C’est quelque chose que vous avez pressenti en invitant Alexandra Midal dans votre premier numéro (voir l’article « Les pionnières du design », p. 26-29 « Pétunia » n°1, 2009). Ce n’est pas un hasard si elle propose de situer l'origine du design moderne dans les cuisines américaines rationalisées par quelques figures féminines. L R-D Effectivement, Alexandra Midal adopte un ton particulier pour une historienne, un ton ouvertement anticonformiste, insolent et frondeur. Sa lecture s’avère différente et bouscule l’ordre établi.

Dans l’exposition « C’est pas mon genre ! » nous avons pu noter que des femmes designers ne cherchent pas à rentrer frontalement dans un univers technique hautement masculin. Du coup, certaines d’entre elles restent à la marge, faisant évoluer d’autres formes du design, des formes proches de l’art, proches de techniques de productions artisanales ou DIY, comme vous l’avez dit.
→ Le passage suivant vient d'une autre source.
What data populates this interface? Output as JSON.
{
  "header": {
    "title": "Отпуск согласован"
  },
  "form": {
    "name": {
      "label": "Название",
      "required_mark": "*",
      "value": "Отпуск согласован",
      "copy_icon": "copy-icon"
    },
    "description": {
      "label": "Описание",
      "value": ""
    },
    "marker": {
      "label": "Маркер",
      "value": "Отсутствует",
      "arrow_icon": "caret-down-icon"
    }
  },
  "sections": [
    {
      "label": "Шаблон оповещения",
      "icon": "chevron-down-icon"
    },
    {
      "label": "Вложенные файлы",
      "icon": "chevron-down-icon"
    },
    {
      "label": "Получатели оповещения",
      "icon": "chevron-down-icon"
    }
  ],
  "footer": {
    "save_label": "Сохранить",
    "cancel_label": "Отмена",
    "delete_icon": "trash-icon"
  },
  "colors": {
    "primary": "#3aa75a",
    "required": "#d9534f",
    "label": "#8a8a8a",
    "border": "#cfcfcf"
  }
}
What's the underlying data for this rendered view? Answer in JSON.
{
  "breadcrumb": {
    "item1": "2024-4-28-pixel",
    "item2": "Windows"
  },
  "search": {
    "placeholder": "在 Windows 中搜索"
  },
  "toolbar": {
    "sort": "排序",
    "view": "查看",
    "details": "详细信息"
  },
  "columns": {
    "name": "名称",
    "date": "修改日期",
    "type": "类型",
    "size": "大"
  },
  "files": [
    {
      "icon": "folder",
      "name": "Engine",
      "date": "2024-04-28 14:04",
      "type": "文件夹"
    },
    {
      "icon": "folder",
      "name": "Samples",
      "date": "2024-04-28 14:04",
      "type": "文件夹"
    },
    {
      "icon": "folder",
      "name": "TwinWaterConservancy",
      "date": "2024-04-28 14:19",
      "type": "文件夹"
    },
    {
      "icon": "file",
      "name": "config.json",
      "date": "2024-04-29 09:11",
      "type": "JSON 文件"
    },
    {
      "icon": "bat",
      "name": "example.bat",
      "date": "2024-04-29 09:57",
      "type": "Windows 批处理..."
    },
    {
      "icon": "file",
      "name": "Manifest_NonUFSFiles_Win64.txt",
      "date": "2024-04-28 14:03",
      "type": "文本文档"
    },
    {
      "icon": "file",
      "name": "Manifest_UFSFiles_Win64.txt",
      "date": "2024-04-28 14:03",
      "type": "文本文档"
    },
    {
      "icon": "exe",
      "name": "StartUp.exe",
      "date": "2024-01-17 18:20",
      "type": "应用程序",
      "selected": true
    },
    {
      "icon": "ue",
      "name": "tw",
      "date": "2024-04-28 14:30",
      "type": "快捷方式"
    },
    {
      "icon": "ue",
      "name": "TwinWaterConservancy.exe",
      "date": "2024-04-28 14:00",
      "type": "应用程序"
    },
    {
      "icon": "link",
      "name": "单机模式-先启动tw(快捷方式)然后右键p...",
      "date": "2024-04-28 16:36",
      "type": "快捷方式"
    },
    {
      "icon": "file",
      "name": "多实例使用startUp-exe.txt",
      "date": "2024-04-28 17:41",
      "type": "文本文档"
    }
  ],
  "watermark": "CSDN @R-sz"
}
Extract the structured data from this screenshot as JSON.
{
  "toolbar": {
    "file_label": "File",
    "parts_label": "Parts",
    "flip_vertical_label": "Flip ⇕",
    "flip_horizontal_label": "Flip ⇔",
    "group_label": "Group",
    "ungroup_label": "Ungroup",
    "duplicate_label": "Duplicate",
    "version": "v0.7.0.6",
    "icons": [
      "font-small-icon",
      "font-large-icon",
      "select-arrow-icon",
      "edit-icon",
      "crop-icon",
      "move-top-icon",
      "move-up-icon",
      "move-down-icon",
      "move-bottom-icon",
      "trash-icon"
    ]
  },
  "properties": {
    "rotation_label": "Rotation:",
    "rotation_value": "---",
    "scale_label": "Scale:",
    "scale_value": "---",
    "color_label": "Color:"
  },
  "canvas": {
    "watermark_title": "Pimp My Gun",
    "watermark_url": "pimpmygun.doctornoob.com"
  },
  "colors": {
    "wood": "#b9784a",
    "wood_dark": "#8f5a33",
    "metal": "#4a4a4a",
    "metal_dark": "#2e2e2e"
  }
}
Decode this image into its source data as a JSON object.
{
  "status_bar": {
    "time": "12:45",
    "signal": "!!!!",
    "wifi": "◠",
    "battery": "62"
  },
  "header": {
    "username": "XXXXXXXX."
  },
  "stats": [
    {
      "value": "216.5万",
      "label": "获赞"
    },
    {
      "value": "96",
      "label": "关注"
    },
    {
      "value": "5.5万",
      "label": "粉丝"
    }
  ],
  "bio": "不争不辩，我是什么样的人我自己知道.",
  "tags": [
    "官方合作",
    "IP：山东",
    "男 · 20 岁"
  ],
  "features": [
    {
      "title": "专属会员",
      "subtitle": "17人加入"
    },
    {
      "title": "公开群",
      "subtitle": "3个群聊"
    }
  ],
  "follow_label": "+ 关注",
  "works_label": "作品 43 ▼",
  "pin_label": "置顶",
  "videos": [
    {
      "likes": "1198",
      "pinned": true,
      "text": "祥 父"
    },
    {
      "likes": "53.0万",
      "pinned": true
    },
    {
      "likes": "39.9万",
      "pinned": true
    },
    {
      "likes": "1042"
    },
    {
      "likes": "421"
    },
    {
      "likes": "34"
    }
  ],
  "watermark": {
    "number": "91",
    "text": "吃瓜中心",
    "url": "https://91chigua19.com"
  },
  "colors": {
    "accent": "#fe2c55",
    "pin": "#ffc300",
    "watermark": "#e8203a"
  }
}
VC C'est vrai. Mais économiquement parlant, elles sont hors réalité, car c’est dans le milieu industriel mainstream que l’on trouve les capitaux qui génèrent la production en design. DD Dans notre cas, c’est le questionnement du genre que nous poursuivons avec Pétunia, qui ne doit pas en rester au stade de la réflexion et trouver un accomplissement dans la réalité. Le moment venu, il faut cesser d’utiliser des outils spécifiques pour confronter la théorie à une pratique qui peut fonctionner dans un système normal. Qui sait ? Peut-être l’avenir de Pétunia sera-t-il de ne plus faire Pétunia, mais de passer à une phase de production mainstream.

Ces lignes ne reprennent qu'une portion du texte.